Benarkah Makanan di Zaman Majapahit sangat Ekstrem? 

banyak masyarakat modern menganggap makanan dari era Majapahit (1293–1527 M) sebagai hidangan "ekstrem", seperti daging ular, tikus, atau serangga. Namun, penelitian terbaru mengungkap bahwa anggapan ini mungkin hanya mencerminkan makanan di wilayah pinggiran kerajaan, bukan pusat peradabannya.

Keboncinta.com– Selama ini, banyak masyarakat modern menganggap makanan dari era Majapahit (1293–1527 M) sebagai hidangan “ekstrem”, seperti daging ular, tikus, atau serangga.

Namun, penelitian terbaru mengungkap bahwa anggapan ini mungkin hanya mencerminkan makanan di wilayah pinggiran kerajaan, bukan pusat peradabannya.

Lantas, bagaimana sebenarnya budaya kuliner di jantung Majapahit? Yuk kita simak penjelasan berikut ini.

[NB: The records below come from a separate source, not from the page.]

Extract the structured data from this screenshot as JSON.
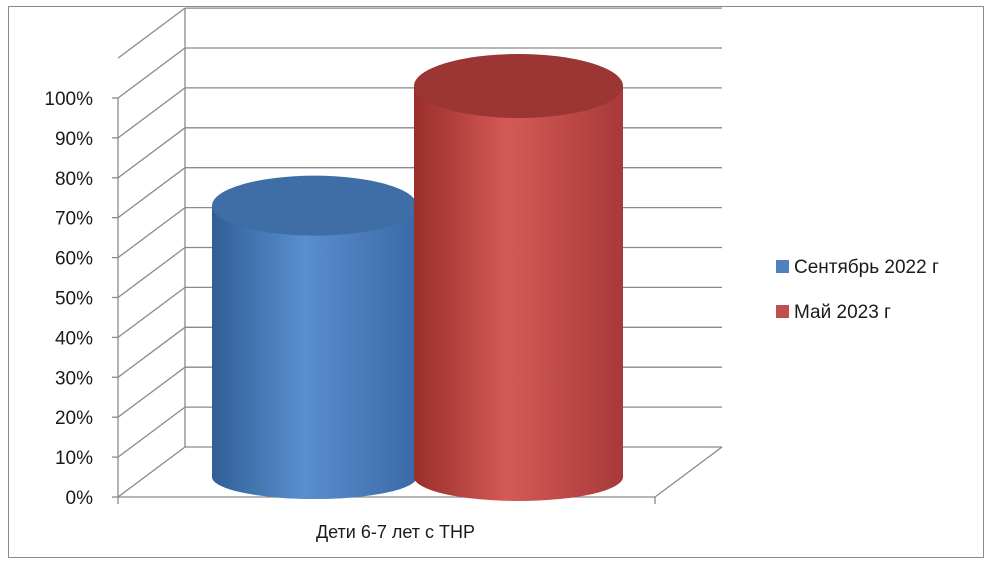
{
  "chart_data": {
    "type": "bar",
    "style": "3d-cylinder",
    "categories": [
      "Дети 6-7 лет с ТНР"
    ],
    "series": [
      {
        "name": "Сентябрь 2022 г",
        "values": [
          0.68
        ],
        "color": "#4f81bd"
      },
      {
        "name": "Май 2023 г",
        "values": [
          0.98
        ],
        "color": "#c0504d"
      }
    ],
    "y_ticks": [
      "0%",
      "10%",
      "20%",
      "30%",
      "40%",
      "50%",
      "60%",
      "70%",
      "80%",
      "90%",
      "100%"
    ],
    "ylim": [
      0,
      1
    ],
    "grid": true,
    "legend_position": "right",
    "title": "",
    "xlabel": "",
    "ylabel": ""
  }
}
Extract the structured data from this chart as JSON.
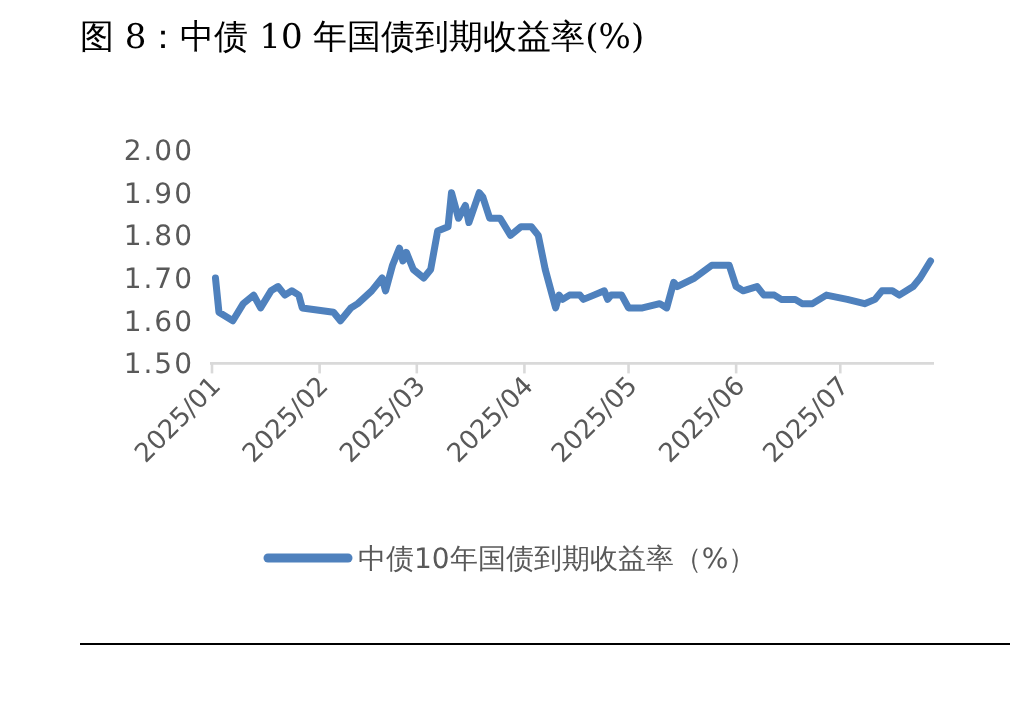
{
  "chart_data": {
    "type": "line",
    "title": "图 8：中债 10 年国债到期收益率(%)",
    "x": [
      "2025-01-02",
      "2025-01-03",
      "2025-01-07",
      "2025-01-10",
      "2025-01-13",
      "2025-01-15",
      "2025-01-18",
      "2025-01-20",
      "2025-01-22",
      "2025-01-24",
      "2025-01-26",
      "2025-01-27",
      "2025-02-05",
      "2025-02-07",
      "2025-02-10",
      "2025-02-12",
      "2025-02-16",
      "2025-02-19",
      "2025-02-20",
      "2025-02-22",
      "2025-02-24",
      "2025-02-25",
      "2025-02-26",
      "2025-02-28",
      "2025-03-03",
      "2025-03-05",
      "2025-03-07",
      "2025-03-10",
      "2025-03-11",
      "2025-03-13",
      "2025-03-15",
      "2025-03-16",
      "2025-03-19",
      "2025-03-20",
      "2025-03-22",
      "2025-03-25",
      "2025-03-28",
      "2025-03-31",
      "2025-04-03",
      "2025-04-05",
      "2025-04-07",
      "2025-04-10",
      "2025-04-11",
      "2025-04-12",
      "2025-04-14",
      "2025-04-17",
      "2025-04-18",
      "2025-04-21",
      "2025-04-24",
      "2025-04-25",
      "2025-04-26",
      "2025-04-29",
      "2025-05-01",
      "2025-05-05",
      "2025-05-10",
      "2025-05-12",
      "2025-05-14",
      "2025-05-15",
      "2025-05-20",
      "2025-05-25",
      "2025-05-30",
      "2025-06-01",
      "2025-06-03",
      "2025-06-07",
      "2025-06-09",
      "2025-06-12",
      "2025-06-14",
      "2025-06-18",
      "2025-06-20",
      "2025-06-23",
      "2025-06-27",
      "2025-07-03",
      "2025-07-08",
      "2025-07-11",
      "2025-07-13",
      "2025-07-16",
      "2025-07-18",
      "2025-07-22",
      "2025-07-24",
      "2025-07-27"
    ],
    "series": [
      {
        "name": "中债10年国债到期收益率（%）",
        "color": "#4f81bd",
        "values": [
          1.7,
          1.62,
          1.6,
          1.64,
          1.66,
          1.63,
          1.67,
          1.68,
          1.66,
          1.67,
          1.66,
          1.63,
          1.62,
          1.6,
          1.63,
          1.64,
          1.67,
          1.7,
          1.67,
          1.73,
          1.77,
          1.74,
          1.76,
          1.72,
          1.7,
          1.72,
          1.81,
          1.82,
          1.9,
          1.84,
          1.87,
          1.83,
          1.9,
          1.89,
          1.84,
          1.84,
          1.8,
          1.82,
          1.82,
          1.8,
          1.72,
          1.63,
          1.66,
          1.65,
          1.66,
          1.66,
          1.65,
          1.66,
          1.67,
          1.65,
          1.66,
          1.66,
          1.63,
          1.63,
          1.64,
          1.63,
          1.69,
          1.68,
          1.7,
          1.73,
          1.73,
          1.68,
          1.67,
          1.68,
          1.66,
          1.66,
          1.65,
          1.65,
          1.64,
          1.64,
          1.66,
          1.65,
          1.64,
          1.65,
          1.67,
          1.67,
          1.66,
          1.68,
          1.7,
          1.74
        ]
      }
    ],
    "xlim": [
      "2025-01-01",
      "2025-07-28"
    ],
    "xticks": [
      {
        "value": "2025-01",
        "label": "2025/01"
      },
      {
        "value": "2025-02",
        "label": "2025/02"
      },
      {
        "value": "2025-03",
        "label": "2025/03"
      },
      {
        "value": "2025-04",
        "label": "2025/04"
      },
      {
        "value": "2025-05",
        "label": "2025/05"
      },
      {
        "value": "2025-06",
        "label": "2025/06"
      },
      {
        "value": "2025-07",
        "label": "2025/07"
      }
    ],
    "ylim": [
      1.5,
      2.0
    ],
    "yticks": [
      {
        "value": 1.5,
        "label": "1.50"
      },
      {
        "value": 1.6,
        "label": "1.60"
      },
      {
        "value": 1.7,
        "label": "1.70"
      },
      {
        "value": 1.8,
        "label": "1.80"
      },
      {
        "value": 1.9,
        "label": "1.90"
      },
      {
        "value": 2.0,
        "label": "2.00"
      }
    ],
    "legend": "bottom",
    "grid": false
  }
}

Baca Juga: Pergeseran Media Sosial ke Algoritma: Dampak Negatif pada Pengguna dan Masyarakat

Makanan Pinggiran vs. Pusat Kerajaan 

Menurut Dr. Arkeolog Titi Surti Nastiti dalam Jurnal Arkeologi Indonesia (2018), makanan di wilayah terluar Majapahit sering kali berbasis sumber daya lokal, seperti hewan buruan atau tumbuhan liar.

“Masyarakat pedesaan dan perbatasan mengonsumsi apa yang tersedia, termasuk kodok, tikus, atau larva kumbang, terutama saat musim paceklik,” jelasnya.  

Namun, di pusat kota seperti Trowulan, bukti arkeologis menunjukkan pola makan yang lebih beragam dan mewah.

Baca Juga: Pesantren Itu Tak Boleh Ber-KASTA dan Harus dengan CINTA

Analisis residu pada tembikar dari situs Trowulan oleh tim peneliti Universitas Indonesia (2020) menemukan jejak daging sapi, kerbau, babi hutan, serta rempah-rempah seperti lada dan cengkeh. 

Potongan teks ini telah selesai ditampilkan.